(Bloomberg) -- Alibaba Group Holding Ltd. is selling its first public dollar bonds in nearly four years, part of a dual-currency transaction by the Chinese internet heavyweight to repay offshore debt and repurchase equity.
The company has launched the sale of $2.65 billion of dollar notes in three parts, according to a person with knowledge of the matter who asked not to be identified discussing private details. Pricing for the longest portion of the offering, a 30-year bond, is 1.05 percentage point above comparable Treasuries. Initial talk was a premium of around 1.30 percentage point.
The deal had attracted about $18 billion of orders by midday Tuesday, $13 billion of which was ahead of the US open.
Alibaba also priced 18 billion yuan ($2.5 billion) of notes offshore in four tranches, a separate person said. Bloomberg News reported last week that the company’s dual-currency offering could raise about $5 billion.
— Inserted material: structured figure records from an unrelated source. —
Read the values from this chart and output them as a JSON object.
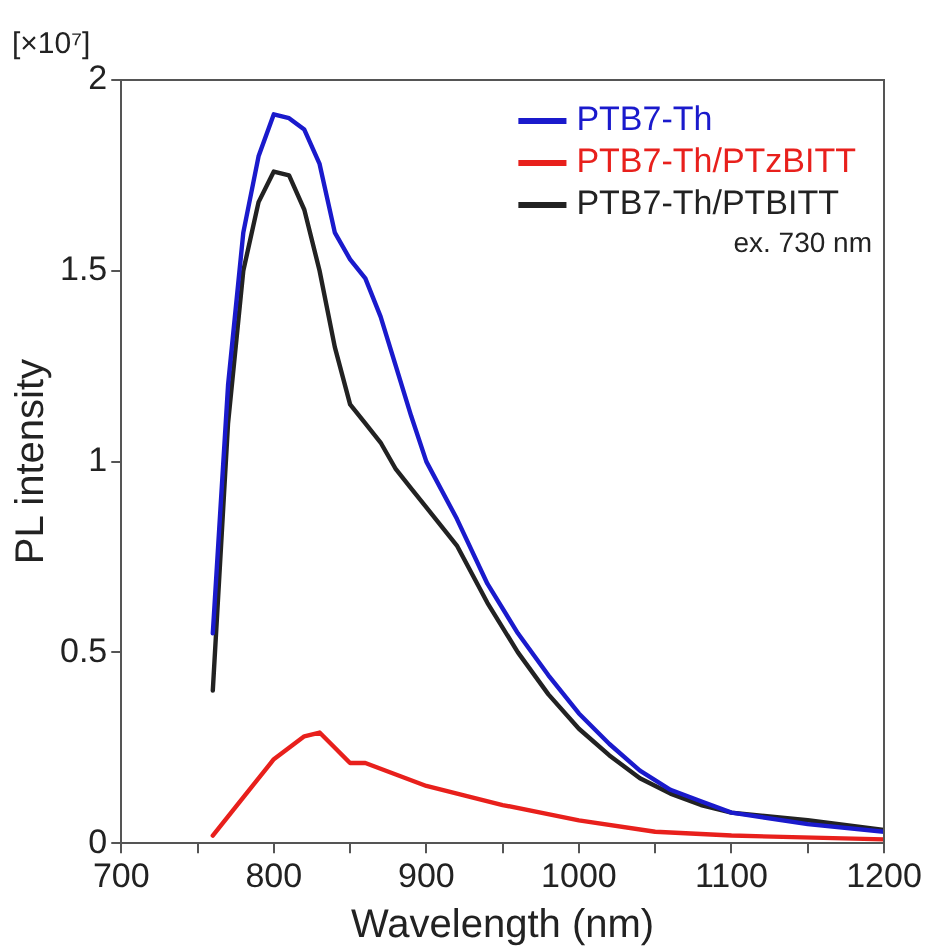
{
  "chart_data": {
    "type": "line",
    "xlabel": "Wavelength (nm)",
    "ylabel": "PL intensity",
    "annotations": [
      "[×10⁷]",
      "ex. 730 nm"
    ],
    "xlim": [
      700,
      1200
    ],
    "xticks": [
      700,
      {
        "value": 750,
        "label": null
      },
      800,
      {
        "value": 850,
        "label": null
      },
      900,
      {
        "value": 950,
        "label": null
      },
      1000,
      {
        "value": 1050,
        "label": null
      },
      1100,
      {
        "value": 1150,
        "label": null
      },
      1200
    ],
    "ylim": [
      0,
      2
    ],
    "yticks": [
      0,
      0.5,
      1,
      1.5,
      2
    ],
    "grid": false,
    "legend": "top right",
    "marker": "none",
    "line_style": "solid",
    "series": [
      {
        "name": "PTB7-Th",
        "color": "#1a1acc",
        "x": [
          760,
          770,
          780,
          790,
          800,
          810,
          820,
          830,
          840,
          850,
          860,
          870,
          880,
          890,
          900,
          920,
          940,
          960,
          980,
          1000,
          1020,
          1040,
          1060,
          1080,
          1100,
          1150,
          1200
        ],
        "values": [
          0.55,
          1.2,
          1.6,
          1.8,
          1.91,
          1.9,
          1.87,
          1.78,
          1.6,
          1.53,
          1.48,
          1.38,
          1.25,
          1.12,
          1.0,
          0.85,
          0.68,
          0.55,
          0.44,
          0.34,
          0.26,
          0.19,
          0.14,
          0.11,
          0.08,
          0.05,
          0.03
        ]
      },
      {
        "name": "PTB7-Th/PTzBITT",
        "color": "#e8201c",
        "x": [
          760,
          780,
          800,
          820,
          830,
          840,
          850,
          860,
          880,
          900,
          950,
          1000,
          1050,
          1100,
          1200
        ],
        "values": [
          0.02,
          0.12,
          0.22,
          0.28,
          0.29,
          0.25,
          0.21,
          0.21,
          0.18,
          0.15,
          0.1,
          0.06,
          0.03,
          0.02,
          0.01
        ]
      },
      {
        "name": "PTB7-Th/PTBITT",
        "color": "#222222",
        "x": [
          760,
          770,
          780,
          790,
          800,
          810,
          820,
          830,
          840,
          850,
          860,
          870,
          880,
          890,
          900,
          920,
          940,
          960,
          980,
          1000,
          1020,
          1040,
          1060,
          1080,
          1100,
          1150,
          1200
        ],
        "values": [
          0.4,
          1.1,
          1.5,
          1.68,
          1.76,
          1.75,
          1.66,
          1.5,
          1.3,
          1.15,
          1.1,
          1.05,
          0.98,
          0.93,
          0.88,
          0.78,
          0.63,
          0.5,
          0.39,
          0.3,
          0.23,
          0.17,
          0.13,
          0.1,
          0.08,
          0.06,
          0.035
        ]
      }
    ]
  }
}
Alibaba in May sold a $5 billion of convertible notes in a private offering.
A spokesperson didn’t immediately respond to a request for comment Tuesday.
The offering comes as Chinese issuers have bolstered dollar-bond issuance as the country unveiled fresh stimulus efforts and the Federal Reserve started cutting its policy rate in the US. Sales more than doubled in October from a year earlier, also occurring as spreads on Asian issuers’ dollar notes were recently at their lowest-ever levels in the secondary market.
Meanwhile, Alibaba last week reported anemic growth in its core Chinese e-commerce business for the quarter ended Sept. 30, dragging on results that benefited from progress from international and cloud divisions.
(Updates with deal sizes in the second and fourth paragraphs.)